毕竟网暴别人也是一种‘’赛博电子烟‘’减压方式,如果你曾经下载小红书APP的话,你会发现抽这种电子烟制造网络乌烟瘴气的人实在很多。但像我说的,抽实体烟有法规罚款监管,我觉得已经帮助“网暴电子烟”烟民扳回一局了,再去追着输出是一种势利眼且动物性的行为。
有一种长期失权的个体终于找到了某种有公检法和“公序良俗”给自己撑腰的权柄,然后跟苍蝇遇到💩一样追着薅,但凡少薅一点都亏待自己的感觉。

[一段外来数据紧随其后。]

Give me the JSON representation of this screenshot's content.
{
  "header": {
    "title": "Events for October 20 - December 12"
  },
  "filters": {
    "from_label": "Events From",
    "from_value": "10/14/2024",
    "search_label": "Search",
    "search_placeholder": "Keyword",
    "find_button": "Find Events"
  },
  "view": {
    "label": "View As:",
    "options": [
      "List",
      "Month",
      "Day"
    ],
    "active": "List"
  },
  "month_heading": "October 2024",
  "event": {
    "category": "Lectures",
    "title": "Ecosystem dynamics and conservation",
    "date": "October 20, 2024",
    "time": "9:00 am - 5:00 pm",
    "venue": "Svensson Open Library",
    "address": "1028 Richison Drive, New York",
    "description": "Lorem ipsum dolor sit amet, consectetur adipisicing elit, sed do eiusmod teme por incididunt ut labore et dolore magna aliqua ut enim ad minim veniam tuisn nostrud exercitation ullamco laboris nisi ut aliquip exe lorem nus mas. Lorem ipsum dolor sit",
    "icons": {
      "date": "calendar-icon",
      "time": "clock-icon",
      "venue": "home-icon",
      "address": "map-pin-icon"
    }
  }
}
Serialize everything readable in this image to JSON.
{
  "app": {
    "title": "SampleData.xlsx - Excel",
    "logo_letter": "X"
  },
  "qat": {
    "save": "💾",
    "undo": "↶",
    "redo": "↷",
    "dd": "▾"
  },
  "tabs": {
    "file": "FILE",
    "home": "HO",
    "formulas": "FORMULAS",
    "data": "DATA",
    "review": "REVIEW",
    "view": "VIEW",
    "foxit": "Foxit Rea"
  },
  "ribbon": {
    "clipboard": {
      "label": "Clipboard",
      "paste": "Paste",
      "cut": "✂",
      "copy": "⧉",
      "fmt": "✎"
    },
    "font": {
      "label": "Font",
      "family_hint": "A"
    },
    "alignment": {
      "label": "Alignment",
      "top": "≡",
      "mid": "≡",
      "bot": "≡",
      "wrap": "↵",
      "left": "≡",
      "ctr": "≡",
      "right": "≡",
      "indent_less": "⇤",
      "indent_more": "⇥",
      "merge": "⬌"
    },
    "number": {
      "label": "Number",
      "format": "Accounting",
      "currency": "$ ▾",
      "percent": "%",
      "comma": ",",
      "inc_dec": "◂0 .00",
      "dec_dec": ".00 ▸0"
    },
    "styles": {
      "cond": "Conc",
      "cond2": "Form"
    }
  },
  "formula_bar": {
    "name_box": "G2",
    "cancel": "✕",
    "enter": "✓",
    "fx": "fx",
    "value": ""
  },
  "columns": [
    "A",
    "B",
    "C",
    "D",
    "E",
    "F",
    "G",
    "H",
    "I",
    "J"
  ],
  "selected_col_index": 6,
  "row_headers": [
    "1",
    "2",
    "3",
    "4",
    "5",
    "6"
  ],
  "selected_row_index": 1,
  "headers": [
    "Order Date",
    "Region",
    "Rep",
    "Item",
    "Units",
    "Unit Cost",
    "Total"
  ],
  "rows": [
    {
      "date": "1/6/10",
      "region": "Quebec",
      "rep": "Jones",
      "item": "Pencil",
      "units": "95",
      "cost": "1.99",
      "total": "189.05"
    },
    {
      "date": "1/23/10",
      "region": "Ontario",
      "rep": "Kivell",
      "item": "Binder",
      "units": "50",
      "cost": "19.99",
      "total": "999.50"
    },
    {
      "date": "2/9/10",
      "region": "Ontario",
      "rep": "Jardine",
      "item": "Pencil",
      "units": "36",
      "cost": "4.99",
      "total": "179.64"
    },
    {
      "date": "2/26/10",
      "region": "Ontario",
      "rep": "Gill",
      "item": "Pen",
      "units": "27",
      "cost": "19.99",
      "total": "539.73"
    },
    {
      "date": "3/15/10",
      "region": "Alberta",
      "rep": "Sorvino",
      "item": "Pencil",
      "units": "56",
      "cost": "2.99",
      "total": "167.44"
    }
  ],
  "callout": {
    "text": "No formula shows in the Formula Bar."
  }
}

我不确定这种执念和人格是怎么炼成的,可能是琼山鳄水跑到大城市安家急于给自己找尽更多的文明现代标签,抽烟让他们想起自己方圆八百里没有一个星巴克的老家原住民;或者脑子里一直复盘各种和自己和蔼可亲的生物蝶杩对线的童年回忆,复盘的过程中觉得自己要有个类似鄙视烟民的道德高地或者权柄该有多爽啊;或者意识到把自己仅有的智商和才能都用在写人文社科小作文获取网友的廉价认同上,并不能帮自己升学工作或者获得某种受人尊重“跨越阶级”的身份标签。
我自己从小接收的一个观念就是 得饶人处且饶人,我觉得大部分经历过正常社会化的人能理解这句话,有些时候某些人觉得自己声量很大、优势在我只是因为“基本盘”懒得去参与而已。最近一些社会事件里看似有理的当事人最后“反而”被“基本盘”声讨,其实本质就是正常人看不惯不懂得“得饶人处且饶人”的事儿b罢了。